Yes, those things were valuable, certainly made the task less insurmountable than when he had been a teenager — but what it really came down to, as evidenced by our conversation over coffee — was that what he just needed people to believe in it. He needed the community to want it, too.
And they did — not just our community, where it’s opening this weekend, but communities up and down the east coast. Cates has worked hard for this, and even now, a week out, I watch him furrow his brow over his notepad, or the scores, or the budget. I realize, as I watch the wheel of cognition turn within him, that he’s never stopped working for this.
When the show goes up this weekend, I’ll be there — dancing in the aisles, taking tickets, smiling at the crowd, making sure “the boys” have water.
I don’t know if it will have the same magic as the debut did — not because it’s a new cast, not because they’ve added a few different songs to the set — only because I’m different. I’m older, less prone to believing in magic.
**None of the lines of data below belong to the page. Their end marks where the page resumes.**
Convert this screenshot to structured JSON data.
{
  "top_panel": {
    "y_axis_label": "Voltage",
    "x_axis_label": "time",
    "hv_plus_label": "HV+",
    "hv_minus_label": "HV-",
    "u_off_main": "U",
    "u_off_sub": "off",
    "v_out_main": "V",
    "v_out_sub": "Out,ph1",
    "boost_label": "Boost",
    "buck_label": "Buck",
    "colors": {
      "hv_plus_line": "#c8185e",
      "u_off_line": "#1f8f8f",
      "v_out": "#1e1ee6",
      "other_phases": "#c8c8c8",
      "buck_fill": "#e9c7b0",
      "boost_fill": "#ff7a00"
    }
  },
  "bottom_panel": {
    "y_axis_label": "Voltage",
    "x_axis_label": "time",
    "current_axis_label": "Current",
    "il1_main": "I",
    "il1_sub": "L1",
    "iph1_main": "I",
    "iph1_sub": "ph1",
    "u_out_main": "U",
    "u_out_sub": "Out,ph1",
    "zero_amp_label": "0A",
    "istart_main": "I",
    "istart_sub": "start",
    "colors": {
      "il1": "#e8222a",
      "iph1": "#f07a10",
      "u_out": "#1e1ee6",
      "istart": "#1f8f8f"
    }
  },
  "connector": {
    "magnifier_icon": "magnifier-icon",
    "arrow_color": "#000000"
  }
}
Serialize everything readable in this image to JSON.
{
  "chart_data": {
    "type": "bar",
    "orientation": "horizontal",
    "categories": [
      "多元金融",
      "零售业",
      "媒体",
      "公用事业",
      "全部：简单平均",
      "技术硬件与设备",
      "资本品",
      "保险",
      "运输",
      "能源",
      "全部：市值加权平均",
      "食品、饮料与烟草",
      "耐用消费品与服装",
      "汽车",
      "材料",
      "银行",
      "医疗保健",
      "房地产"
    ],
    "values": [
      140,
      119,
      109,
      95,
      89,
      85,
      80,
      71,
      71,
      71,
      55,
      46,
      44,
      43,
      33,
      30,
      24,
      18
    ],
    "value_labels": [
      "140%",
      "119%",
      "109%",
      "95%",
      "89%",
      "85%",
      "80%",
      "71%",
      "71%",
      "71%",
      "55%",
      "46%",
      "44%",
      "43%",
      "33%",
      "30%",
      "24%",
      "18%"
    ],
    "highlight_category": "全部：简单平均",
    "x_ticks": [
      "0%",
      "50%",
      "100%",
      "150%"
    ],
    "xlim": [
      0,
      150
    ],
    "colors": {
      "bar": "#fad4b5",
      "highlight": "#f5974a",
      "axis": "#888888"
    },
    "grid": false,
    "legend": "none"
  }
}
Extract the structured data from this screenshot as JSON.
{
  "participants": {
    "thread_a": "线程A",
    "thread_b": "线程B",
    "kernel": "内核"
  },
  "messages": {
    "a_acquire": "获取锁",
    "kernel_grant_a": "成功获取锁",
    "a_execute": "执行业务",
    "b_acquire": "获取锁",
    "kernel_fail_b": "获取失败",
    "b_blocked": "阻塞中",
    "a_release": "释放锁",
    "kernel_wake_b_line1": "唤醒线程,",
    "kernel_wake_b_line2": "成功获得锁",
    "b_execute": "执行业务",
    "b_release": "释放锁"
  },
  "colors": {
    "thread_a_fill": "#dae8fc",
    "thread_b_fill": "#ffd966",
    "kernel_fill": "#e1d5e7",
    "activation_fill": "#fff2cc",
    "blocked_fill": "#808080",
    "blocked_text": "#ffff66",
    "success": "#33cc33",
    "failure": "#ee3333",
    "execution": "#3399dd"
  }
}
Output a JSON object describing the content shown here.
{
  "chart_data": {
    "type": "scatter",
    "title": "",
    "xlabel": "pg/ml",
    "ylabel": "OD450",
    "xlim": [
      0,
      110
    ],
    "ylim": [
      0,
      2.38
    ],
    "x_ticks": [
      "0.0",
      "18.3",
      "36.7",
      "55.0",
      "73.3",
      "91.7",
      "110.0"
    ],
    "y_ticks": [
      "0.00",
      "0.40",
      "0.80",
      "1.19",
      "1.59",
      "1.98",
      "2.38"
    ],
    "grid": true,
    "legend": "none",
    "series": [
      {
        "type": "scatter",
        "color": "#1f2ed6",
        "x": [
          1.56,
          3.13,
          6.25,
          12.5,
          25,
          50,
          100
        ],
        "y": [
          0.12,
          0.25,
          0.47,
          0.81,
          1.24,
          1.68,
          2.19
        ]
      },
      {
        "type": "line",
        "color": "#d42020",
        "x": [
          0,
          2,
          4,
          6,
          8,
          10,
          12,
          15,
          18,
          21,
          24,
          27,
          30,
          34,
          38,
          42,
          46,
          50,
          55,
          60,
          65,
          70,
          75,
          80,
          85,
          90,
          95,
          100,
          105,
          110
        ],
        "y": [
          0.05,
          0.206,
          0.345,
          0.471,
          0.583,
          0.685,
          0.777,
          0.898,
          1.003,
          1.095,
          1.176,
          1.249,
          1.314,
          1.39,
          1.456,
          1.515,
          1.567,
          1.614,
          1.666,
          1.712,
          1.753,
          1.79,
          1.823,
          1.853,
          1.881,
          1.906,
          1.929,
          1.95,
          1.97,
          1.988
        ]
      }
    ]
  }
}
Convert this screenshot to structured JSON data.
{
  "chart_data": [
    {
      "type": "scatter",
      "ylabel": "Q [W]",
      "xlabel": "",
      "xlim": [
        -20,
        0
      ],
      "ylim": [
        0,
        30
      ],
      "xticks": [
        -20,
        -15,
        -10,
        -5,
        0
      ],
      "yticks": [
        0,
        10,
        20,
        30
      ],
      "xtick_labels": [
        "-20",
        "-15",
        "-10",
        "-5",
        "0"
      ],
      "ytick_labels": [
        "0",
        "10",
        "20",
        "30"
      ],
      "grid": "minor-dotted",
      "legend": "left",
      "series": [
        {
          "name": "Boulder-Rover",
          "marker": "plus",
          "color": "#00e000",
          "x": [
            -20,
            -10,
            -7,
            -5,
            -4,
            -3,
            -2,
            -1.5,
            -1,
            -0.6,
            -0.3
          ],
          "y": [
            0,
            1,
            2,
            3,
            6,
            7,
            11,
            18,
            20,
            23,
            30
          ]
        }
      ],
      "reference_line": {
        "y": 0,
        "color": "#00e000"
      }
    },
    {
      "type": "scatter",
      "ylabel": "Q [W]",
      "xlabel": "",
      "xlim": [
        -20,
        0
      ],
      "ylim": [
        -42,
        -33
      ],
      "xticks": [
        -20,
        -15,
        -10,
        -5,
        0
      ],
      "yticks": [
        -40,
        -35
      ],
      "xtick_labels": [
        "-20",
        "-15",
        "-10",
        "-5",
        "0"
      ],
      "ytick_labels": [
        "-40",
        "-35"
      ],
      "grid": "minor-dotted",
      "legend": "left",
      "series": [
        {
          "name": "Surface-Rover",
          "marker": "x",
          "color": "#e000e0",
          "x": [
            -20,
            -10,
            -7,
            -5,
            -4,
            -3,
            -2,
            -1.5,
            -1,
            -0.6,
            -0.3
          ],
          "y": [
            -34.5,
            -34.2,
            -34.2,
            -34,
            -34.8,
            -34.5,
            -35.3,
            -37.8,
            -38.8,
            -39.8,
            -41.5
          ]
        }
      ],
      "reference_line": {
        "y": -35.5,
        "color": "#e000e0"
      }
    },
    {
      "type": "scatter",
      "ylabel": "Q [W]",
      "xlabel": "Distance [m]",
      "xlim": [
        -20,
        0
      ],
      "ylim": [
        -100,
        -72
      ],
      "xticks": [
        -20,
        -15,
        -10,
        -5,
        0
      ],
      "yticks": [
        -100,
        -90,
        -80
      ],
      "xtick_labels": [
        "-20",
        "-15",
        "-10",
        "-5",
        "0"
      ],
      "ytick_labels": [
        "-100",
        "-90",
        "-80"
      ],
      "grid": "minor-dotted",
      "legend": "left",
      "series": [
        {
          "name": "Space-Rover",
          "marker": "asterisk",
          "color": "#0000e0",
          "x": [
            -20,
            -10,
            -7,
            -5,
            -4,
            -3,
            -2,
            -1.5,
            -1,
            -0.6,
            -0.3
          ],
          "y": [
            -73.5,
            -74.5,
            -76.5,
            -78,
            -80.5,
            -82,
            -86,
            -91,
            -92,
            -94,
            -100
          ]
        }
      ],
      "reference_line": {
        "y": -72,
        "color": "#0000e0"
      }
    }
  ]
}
That summer I first met Cates, when I was fifteen or so, I would have told you my favorite Beatles tune was Here Comes The Sun, because that’s what summer felt like when I was 15.
When Cates approached me to work on the show with him in 2011, I would have said my favorite song was Eleanor Rigby, because I was lonesome, and that year was a grim one for me. And later, during the show’s run, when a man I would go on to fall in love with ran from the theater after opening night singing “I’ve just seen a face . . .”
Here we are, close to ten years from that afternoon slapping a mop on the stage to the beat of Cates’ humming in the booth above me.
The lyric I think of now? Yours sincerely, wasting away comes to mind.
Or maybe, It’s been a hard day’s night, I should be sleeping like a log.
Or somedays, I don’t want to spoil the party so I’ll go.
Or take these broken wings and learn to fly?
I guess I’ll have to get back to you after the show, tell you which song stopped me in my tracks and took me back to the dusty barn theaters of my youth, to that grinning kid in the lighting booth.
I might have said he was a dreamer — but he wasn’t the only one.